"It's just like magic," winked Goto Sensei, in the middle of explaining how to make a simple Kokyu-ho work from a katate-dori, one-handed wrist grab. We had been struggling.
The technique involves stepping in beside uke while keeping the grabbed hand extended, sort of like Tai No Henko, except the feet are reversed for Kokyu-Ho instead. Then nage raises the grabbed hand and strikes through uke to execute the throw. Our trouble was that we were, as usual, just throwing with the arm, and this results in forcing the throw. Either uke gets whacked in the face, or clotheslined across the chest by the swinging arm. Neither of these outcomes is conducive to a lasting peace.
Goto Sensei was telling us that extending and raising the grabbed hand is only the visible part of the technique, and that much of the function of this hand is for misdirection while something else more important takes place. Very sneaky.
He said, "a great magician is someone who does a trick, you know what he is doing, and you still can't see it." In this technique, he continued, the raising hand captures uke's attention while the hip and shoulder sneak in right next to uke's body. That's the tricky part. So that when the hand is ready to strike through for the throw uke's body has already been unbalanced by the surreptitious hip and shoulder adjustment. When it's happening right, Goto Sensei said, the hand is extending and raising while the hip is moving back into uke's body. This conforms nicely with the basic Aikido strategy of moving in opposite directions at the same time.

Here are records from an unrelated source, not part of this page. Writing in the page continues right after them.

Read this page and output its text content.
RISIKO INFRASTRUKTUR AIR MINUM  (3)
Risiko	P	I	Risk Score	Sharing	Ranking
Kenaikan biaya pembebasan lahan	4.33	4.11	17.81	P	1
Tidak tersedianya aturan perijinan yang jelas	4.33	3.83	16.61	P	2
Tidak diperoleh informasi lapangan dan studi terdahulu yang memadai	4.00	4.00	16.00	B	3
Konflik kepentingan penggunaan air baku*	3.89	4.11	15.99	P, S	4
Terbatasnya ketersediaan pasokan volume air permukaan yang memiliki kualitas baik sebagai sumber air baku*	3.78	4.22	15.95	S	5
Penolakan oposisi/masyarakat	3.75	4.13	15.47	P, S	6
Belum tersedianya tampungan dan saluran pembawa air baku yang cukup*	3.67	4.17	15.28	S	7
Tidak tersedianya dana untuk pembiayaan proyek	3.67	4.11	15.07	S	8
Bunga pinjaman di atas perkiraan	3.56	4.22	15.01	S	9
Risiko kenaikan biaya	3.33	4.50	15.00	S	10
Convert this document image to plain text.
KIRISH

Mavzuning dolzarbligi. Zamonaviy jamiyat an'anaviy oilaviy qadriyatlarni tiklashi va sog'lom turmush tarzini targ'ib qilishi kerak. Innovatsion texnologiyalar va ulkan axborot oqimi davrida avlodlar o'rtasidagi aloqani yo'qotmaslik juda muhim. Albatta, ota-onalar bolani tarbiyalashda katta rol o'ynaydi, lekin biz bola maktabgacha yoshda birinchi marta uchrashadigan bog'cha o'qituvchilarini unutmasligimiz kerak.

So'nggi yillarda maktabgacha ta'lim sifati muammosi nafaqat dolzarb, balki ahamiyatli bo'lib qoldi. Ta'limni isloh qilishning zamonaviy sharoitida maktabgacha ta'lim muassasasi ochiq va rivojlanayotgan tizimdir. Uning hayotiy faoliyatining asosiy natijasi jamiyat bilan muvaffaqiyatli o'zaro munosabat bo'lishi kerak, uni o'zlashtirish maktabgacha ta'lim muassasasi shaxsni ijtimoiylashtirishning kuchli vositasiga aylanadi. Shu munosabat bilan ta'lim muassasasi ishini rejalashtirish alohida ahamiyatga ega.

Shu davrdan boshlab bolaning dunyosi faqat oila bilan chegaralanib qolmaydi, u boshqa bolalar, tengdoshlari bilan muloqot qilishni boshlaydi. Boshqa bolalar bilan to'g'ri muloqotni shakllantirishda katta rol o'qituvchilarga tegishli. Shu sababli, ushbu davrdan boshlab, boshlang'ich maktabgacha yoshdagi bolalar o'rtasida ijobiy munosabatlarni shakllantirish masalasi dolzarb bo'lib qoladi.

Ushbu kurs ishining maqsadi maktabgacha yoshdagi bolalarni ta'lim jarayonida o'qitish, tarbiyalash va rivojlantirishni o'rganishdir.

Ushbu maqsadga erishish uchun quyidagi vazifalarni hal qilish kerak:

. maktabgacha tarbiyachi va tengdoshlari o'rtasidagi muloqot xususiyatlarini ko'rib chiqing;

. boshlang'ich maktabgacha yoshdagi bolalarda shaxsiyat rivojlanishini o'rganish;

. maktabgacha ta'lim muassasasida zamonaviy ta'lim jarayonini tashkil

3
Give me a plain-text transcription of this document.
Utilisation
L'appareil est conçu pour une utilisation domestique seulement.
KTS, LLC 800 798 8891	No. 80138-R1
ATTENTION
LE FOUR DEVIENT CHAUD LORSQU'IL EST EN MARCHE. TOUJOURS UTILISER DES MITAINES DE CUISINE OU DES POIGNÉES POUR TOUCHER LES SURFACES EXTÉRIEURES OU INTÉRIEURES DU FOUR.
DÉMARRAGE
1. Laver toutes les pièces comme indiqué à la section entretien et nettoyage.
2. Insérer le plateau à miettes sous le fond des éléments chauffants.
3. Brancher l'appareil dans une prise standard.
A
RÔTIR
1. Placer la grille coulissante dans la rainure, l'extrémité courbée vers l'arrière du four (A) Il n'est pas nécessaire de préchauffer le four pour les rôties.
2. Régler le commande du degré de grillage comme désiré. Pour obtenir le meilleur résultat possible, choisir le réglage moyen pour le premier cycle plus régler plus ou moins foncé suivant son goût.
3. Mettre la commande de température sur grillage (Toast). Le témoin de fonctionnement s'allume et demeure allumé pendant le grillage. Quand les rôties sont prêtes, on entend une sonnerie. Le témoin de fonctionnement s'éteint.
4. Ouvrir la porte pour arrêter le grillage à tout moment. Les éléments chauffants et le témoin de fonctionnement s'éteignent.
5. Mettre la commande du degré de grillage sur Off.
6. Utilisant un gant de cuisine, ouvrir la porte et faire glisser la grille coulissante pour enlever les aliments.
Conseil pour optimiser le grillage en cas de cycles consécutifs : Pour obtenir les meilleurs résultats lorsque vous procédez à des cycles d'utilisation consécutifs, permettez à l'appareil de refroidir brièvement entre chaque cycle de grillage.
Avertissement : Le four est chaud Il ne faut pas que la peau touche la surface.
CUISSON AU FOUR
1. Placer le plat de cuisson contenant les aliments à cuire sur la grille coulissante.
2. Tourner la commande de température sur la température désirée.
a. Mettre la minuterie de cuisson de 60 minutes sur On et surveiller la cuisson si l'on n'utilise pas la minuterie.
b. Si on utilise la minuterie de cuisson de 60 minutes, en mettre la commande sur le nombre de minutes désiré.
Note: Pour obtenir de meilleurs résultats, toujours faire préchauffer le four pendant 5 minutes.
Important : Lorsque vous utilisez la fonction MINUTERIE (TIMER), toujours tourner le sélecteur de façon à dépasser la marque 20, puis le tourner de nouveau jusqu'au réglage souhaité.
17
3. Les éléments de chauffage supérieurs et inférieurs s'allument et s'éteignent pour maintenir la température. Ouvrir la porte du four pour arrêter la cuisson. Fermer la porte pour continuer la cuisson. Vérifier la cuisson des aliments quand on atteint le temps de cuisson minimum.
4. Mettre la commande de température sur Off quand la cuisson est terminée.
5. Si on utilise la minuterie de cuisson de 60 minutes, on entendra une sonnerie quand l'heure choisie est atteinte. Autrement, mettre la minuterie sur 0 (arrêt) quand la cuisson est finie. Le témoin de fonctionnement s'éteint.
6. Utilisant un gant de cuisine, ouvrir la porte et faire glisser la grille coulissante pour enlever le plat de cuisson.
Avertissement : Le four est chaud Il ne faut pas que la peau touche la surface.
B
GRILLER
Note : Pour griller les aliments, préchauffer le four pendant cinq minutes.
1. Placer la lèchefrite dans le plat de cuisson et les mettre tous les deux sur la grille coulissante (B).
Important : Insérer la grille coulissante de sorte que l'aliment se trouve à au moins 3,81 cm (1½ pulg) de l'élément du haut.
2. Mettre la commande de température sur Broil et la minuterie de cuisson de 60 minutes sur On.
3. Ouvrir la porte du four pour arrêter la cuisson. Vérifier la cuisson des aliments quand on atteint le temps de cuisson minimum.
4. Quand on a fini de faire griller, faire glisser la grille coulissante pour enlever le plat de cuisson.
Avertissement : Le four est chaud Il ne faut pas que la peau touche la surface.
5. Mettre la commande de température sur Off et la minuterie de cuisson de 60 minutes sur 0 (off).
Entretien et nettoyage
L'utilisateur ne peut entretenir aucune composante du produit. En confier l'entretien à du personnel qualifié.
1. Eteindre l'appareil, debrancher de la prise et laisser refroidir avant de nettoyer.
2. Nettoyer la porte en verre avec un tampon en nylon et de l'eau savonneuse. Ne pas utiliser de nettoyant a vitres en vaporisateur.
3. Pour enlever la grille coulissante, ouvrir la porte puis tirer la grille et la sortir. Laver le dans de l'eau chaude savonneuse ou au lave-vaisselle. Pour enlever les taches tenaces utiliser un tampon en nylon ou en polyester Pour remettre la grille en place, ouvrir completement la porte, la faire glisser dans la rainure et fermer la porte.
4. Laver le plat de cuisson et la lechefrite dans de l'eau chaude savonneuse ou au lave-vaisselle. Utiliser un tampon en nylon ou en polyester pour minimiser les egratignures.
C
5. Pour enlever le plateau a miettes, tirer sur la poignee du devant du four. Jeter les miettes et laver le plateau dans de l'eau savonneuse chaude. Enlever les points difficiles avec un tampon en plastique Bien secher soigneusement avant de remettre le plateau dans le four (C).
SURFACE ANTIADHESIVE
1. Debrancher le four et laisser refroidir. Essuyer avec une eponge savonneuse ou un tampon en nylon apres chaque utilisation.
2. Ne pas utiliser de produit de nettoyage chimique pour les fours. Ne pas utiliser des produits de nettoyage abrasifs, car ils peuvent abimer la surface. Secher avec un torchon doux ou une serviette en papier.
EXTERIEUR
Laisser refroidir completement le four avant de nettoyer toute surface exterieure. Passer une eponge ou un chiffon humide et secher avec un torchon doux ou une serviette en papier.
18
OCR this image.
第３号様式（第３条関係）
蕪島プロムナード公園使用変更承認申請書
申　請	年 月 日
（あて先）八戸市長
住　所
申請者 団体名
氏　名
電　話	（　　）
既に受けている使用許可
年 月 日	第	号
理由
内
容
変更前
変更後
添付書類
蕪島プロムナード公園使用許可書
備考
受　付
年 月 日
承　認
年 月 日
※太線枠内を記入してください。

In the picture series, Goto Sensei shows first the beginning posture after the turn, but before the throw. In the next photo he shows how an improper arm-only throw leaves space where the hip hasn't moved in. Finally he shows the same posture but the hip has moved in while uke was kept occupied by the raising hand. Both nage's and uke's whole bodies have moved instead of just the upper bodies, and uke becomes light.
We tried it out, extending and raising the grabbed hand while snugging the hip up alongside uke's body. Voila. Folding uke. Of course, done properly, it's all one movement instead of the herky-jerky, stop-start method we used to make sure we were doing all the parts. But eventually we'll be able to do the sleight-of-hip thing and people will wonder how come uke fell down.